Background information
- Born: Charles Murray Winstanley Shadwell 26 March 1898 Dormans Park, Surrey, England
- Died: 28 July 1979 (aged 81) Pershore, Worcestershire, England
- Genres: Classical, light orchestral
- Occupations: Conductor, composer
- Years active: 1920–1970s

= Charles Shadwell (musician) =

British conductor and bandleader (1898–1979)

Charles Murray Winstanley Shadwell (26 March 1898 - 28 July 1979) was a British conductor and bandleader.

==Biography==
Born in Dormans Park, Surrey, he saw military service in the Prince of Wales's Own (West Yorkshire) Regiment before studying at the Royal Academy of Music. He started his professional career playing piano to accompany silent films, before working as a musical director at theatres in Portsmouth, Brighton, and Coventry.
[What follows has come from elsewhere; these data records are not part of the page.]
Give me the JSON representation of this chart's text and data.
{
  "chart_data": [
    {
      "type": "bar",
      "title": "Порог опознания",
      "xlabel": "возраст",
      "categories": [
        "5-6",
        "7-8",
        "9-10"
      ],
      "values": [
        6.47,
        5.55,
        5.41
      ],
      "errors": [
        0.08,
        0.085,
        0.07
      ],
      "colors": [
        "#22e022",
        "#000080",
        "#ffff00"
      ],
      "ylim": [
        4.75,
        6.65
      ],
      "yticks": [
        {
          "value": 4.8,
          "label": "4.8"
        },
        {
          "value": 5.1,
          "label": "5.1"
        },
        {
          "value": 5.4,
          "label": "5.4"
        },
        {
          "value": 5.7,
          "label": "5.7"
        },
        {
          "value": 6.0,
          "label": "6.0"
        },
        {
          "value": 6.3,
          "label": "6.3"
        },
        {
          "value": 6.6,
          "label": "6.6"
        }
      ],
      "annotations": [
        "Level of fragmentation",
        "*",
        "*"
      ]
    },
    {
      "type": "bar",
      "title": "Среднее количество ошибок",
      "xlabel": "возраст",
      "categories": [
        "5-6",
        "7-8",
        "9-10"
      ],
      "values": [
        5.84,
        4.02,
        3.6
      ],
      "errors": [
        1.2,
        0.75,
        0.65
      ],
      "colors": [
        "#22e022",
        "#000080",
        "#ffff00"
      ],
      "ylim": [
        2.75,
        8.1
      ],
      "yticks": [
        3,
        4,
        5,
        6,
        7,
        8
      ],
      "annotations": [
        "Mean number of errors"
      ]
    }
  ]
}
From 1932, he conducted the Coventry Hippodrome Orchestra in regular weekly concerts on BBC radio, and in 1936 he was appointed as conductor of the BBC Variety Orchestra in succession to Kneale Kelly.

The BBC Variety Orchestra performed in countless radio broadcasts under Shadwell's control between 1936 and 1946. As well as programmes such as Music Hall, which featured his music and ended with his theme tune, "Down with the Curtain", his own composition, he actively participated in the tradition, started in Britain by variety stars Bebe Daniels and Ben Lyon, of banter between the comedians and their shows' bandleader. Charlie Shadwell became a well-known public figure through this, which peaked with the interchanges between Shadwell and Tommy Handley on ITMA, when Shadwell "virtually became one of the cast of characters" and was jokingly insulted on a regular basis by Handley. Shadwell also came up with the idea for the wartime radio variety series Garrison Theatre, based on his experiences as an entertainments officer in the First World War.
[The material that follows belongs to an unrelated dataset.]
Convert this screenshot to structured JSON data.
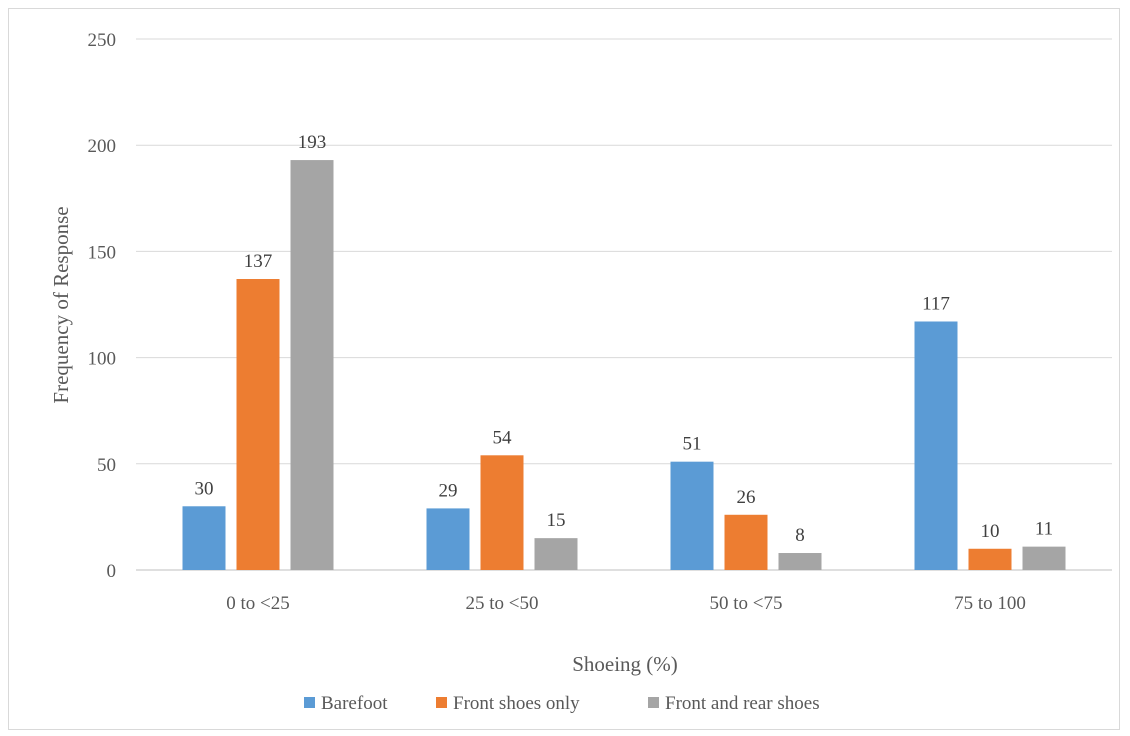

In 1948 Shadwell formed his own orchestra, which played in theatres and in BBC broadcasts. During the 1950s he appeared with the orchestra regularly during the summer season at Paignton in Devon. He subsequently became landlord of the Green Man, Trumpington and President of the Cambridge Concert Orchestra.

He died in Pershore, Worcestershire, in 1979, aged 81.